Yargıtay Kararı 13. Hukuk Dairesi 2010/1035 E. 2010/7128 K. 25.05.2010 T.

YARGITAY KARARI
DAİRE : 13. Hukuk Dairesi
ESAS NO : 2010/1035
KARAR NO : 2010/7128
KARAR TARİHİ : 25.05.2010

MAHKEMESİ :Asliye Hukuk Mahkemesi

Taraflar arasındaki alacak davasının yapılan yargılaması sonunda ilamda yazılı nedenlerden dolayı davanın reddine yönelik olarak verilen hükmün süresi içinde davacı avukatınca temyiz edilmesi üzerine dosya incelendi gereği konuşulup düşünüldü.
KARAR
Davacı, ihale sonucu davalı …’den 15.9.1994 tarihli kira sözleşmesi ile mülkiyeti dava dışı Hazineye ait taşınmazı kiraladığını ve kira bedellerini davalıya ödediğini, bu arada davalı ile Milli … Müdürlüğü arasında çıkan ihtilaf sonucu Milli … Müdürlüğünün kiralanan taşınmaz için ecrimisil talep ettiğini, hazine aleyhine bu tahakkukun iptali için İdare Mahkemesinde açtığı davanın reddedildiğini ve talep edilen bu bedeli ödemek zorunda kaldığını belirterek 7.500 YTL ecrimisilin dava tarihinden itibaren yasal faizi ile birlikte davalıdan tahsiline karar verilmesini istemiştir.
Davalı, taşınmazın denizden dolgu bir alan olup Belediyenin kullanımına terk edildiğini, taşınmazı usulüne uygun olarak davacıya kiraya verdiklerini, davacının ihbar yükümlülüğünü yerine getirmediğini savunarak davanın reddini dilemiştir.
Mahkemece, davacı tarafından ancak kira sözleşmesinin feshi ile kira bedellerini talep edilebileceği, … hazinesine ödenen bedelleri davalıdan talep edemeyeceği açıklanarak davanın reddine karar verilmiş; hüküm, davacı tarafından temyiz edilmiştir.
Dava dışı … hazinesine ait olan taşınmazın davacıya kiraya verilip teslim edildiği, kira bedellerinin davacı tarafından davalıya ödendiği, bu dönem için hazinenin de davacıdan ecrimisil talebinde bulunduğu, davacının idare mahkemesine bu tahakkukun iptali için dava açtığı ancak reddedilerek kesinleştiği ve davacının maliyece talep edilen ecrimisil bedelini ödediği hususunda uyuşmazlık yoktur.
2010/1035-7128
Borçlar Kanununun 249. ve devamı maddelerinde düzenlenen gerek adi gerekse hasılat kirasına ilişkin sözleşmeler, taraflar açısından şahsi hak doğuran sözleşmelerdir.
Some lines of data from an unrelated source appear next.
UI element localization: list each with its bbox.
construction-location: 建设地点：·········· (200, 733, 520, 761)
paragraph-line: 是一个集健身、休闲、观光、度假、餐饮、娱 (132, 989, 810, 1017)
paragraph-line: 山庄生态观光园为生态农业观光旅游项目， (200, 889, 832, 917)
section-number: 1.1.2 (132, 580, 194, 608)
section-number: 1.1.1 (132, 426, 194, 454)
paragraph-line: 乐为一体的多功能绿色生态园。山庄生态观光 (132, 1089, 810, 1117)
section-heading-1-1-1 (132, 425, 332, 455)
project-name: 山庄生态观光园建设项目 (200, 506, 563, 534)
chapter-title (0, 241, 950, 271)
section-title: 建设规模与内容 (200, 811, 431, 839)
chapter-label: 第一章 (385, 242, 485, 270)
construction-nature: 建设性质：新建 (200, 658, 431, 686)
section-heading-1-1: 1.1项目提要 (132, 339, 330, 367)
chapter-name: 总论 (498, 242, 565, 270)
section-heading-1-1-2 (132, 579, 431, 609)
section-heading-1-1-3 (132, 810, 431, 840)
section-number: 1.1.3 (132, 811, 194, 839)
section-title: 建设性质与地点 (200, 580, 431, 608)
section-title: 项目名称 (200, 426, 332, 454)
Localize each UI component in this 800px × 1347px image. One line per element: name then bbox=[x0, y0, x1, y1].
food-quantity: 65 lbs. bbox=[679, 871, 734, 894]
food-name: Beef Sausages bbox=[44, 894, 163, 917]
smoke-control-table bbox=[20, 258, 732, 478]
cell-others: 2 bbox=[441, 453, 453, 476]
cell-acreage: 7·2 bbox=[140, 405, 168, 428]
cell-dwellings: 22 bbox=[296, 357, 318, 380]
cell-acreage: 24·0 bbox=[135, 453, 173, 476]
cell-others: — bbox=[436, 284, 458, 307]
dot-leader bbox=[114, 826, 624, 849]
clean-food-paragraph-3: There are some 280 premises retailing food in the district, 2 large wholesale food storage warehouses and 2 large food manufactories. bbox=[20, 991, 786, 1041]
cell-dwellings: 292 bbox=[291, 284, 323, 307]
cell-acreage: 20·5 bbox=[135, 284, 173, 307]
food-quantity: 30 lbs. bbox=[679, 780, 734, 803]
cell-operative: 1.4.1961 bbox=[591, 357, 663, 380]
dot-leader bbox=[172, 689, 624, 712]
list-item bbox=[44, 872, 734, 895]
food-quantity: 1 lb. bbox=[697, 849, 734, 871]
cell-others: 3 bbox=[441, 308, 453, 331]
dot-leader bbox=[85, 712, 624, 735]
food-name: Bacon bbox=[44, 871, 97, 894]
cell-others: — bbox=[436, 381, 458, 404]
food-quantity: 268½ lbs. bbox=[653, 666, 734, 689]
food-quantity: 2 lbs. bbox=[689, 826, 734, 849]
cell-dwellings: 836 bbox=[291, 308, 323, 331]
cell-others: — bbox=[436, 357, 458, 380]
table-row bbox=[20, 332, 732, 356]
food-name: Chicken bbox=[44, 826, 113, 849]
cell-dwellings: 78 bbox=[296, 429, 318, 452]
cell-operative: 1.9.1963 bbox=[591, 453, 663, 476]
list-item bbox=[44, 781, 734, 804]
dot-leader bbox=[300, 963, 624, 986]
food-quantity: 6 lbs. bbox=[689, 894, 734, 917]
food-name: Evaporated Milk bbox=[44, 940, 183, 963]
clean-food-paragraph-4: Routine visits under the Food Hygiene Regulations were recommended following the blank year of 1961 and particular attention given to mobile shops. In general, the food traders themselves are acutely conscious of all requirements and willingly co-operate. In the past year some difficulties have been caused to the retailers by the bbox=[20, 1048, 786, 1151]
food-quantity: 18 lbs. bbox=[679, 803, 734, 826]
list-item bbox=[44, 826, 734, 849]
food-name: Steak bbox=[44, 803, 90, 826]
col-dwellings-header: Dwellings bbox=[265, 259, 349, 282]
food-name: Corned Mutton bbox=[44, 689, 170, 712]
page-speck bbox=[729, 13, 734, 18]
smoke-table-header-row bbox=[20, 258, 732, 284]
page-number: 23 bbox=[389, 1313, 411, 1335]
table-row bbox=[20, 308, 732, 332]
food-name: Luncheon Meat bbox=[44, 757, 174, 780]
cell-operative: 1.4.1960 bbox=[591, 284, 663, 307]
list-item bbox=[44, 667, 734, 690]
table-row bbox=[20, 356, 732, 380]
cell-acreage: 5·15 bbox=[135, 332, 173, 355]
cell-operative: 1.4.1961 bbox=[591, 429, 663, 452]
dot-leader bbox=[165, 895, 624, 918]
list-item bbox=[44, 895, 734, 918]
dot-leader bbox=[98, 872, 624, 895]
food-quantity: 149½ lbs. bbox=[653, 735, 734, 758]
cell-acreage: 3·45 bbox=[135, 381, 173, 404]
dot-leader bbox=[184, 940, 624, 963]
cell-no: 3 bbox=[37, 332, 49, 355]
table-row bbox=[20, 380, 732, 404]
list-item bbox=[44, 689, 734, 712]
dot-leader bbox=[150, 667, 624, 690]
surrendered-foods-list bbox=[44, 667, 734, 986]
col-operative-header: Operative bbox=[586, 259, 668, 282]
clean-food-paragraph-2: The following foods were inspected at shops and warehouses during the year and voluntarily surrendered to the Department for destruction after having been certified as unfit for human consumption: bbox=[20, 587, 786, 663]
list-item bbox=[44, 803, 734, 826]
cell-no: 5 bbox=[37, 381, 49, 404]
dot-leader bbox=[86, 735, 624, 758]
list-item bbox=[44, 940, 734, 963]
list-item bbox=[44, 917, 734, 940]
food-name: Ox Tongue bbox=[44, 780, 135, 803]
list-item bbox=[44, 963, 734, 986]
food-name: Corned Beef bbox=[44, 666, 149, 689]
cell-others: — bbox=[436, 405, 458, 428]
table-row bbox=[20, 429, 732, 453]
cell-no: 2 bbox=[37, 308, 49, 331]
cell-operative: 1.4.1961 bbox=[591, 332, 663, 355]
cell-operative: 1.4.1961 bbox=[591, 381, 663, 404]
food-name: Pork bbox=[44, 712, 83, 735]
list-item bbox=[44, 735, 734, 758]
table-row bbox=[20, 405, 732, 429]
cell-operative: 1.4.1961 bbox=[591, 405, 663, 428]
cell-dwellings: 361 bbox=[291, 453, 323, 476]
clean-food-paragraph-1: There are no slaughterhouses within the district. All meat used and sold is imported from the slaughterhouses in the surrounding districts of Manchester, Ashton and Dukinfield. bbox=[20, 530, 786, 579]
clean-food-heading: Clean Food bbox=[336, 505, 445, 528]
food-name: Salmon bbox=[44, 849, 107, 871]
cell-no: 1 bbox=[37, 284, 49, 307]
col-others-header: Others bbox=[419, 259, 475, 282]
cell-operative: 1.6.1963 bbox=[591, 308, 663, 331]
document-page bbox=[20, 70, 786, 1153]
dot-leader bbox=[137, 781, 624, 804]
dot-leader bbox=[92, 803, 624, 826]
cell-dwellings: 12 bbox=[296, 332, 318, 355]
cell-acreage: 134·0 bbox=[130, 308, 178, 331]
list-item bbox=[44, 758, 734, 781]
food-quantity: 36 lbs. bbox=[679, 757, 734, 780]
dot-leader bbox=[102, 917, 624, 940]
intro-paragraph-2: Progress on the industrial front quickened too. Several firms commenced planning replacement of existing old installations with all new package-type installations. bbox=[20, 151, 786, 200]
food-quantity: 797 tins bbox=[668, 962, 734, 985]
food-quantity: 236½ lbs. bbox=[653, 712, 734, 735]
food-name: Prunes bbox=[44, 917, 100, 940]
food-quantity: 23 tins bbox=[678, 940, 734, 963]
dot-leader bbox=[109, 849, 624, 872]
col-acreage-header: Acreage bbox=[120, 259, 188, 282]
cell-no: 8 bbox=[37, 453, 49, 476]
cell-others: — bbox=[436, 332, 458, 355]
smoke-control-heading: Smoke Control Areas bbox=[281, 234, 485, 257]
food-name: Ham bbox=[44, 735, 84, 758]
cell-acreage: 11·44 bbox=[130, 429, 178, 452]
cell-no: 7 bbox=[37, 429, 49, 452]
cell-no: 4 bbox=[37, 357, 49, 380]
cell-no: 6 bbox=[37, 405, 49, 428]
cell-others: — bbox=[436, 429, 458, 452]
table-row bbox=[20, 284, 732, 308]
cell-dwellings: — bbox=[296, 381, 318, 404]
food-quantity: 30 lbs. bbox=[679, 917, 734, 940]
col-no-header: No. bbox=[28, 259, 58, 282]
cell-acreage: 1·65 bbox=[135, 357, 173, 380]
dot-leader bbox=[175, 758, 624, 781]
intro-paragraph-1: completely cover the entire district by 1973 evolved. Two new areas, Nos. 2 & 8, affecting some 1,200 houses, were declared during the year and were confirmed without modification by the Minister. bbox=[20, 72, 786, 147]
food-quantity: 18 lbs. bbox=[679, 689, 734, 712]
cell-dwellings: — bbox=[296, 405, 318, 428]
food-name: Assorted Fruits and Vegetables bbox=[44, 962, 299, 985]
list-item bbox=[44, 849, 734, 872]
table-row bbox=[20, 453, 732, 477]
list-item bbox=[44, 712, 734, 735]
Bu nedenle, kiralayanın malik olmasına gerek yoktur. Bu noktadan hareketle, kural olarak, kiralayanın kiralananı kullanım amacına uygun biçimde teslim etmesi ve kira süresi zarfında da aynı olguyu devam ettirmesi gerekir. Öte yandan aynı yasanın 253. maddesi uyarınca kiralayan belediye, kiralananın üçüncü bir şahıs tarafından kira sözleşmesinin yapılmasından önce mevcut olan ayni bir hak dolayısıyla tamamen veya kısmen zaptedilmesinden kiracı davacıya karşı sorumludur. Olayda hazine mülkiyet hakkına dayanarak davacının kiracılık hakkı ile bağdaştırılamayan bir iddiada bulunmuştur. Davacı her ne kadar taşınmazı kullanmışsa da bunun karşılığında tapu maliki hazineye karşı sorumlu tutulmuş ve ecrimisil tazminatı ödemiştir. Böylece, davacı-kiracının elinden kiralanan alınmış olmaktadır. Bu durumda davacı, zapt dolayısıyla taraflar arasındaki kira sözleşmesini fesih edebilir. Ödediği kira bedelini geri isteyebilir. Ne var ki davacı bu dava ile kira sözleşmesinin feshini değil, ödediği ecrimisilin tahsilini istemektedir. Davacı, ödediği ecrimisili kira bedellerini aşmamak kaydıyla talep edebilir. Burada davalının borcu sebepsiz iktisaptan değil kira sözleşmesinin feshedilebilir olmasından kaynaklanmaktadır. Davalı Belediyenin sorumluluğu aldığı kira bedelini geçmemek üzere kiracı davacının ödediği ecrimisil parası ile sınırlıdır. Mahkemece bu yönler gözetilmeksizin davanın reddi usul ve yasaya aykırı olup, bozma nedenidir.
SONUÇ : Yukarıda açıklanan nedenlerle temyiz olunan kararın davacı yararına BOZULMASINA, peşin alınan temyiz harcının istek halinde iadesine, 25.5.2010 gününde oybirliğiyle karar verildi.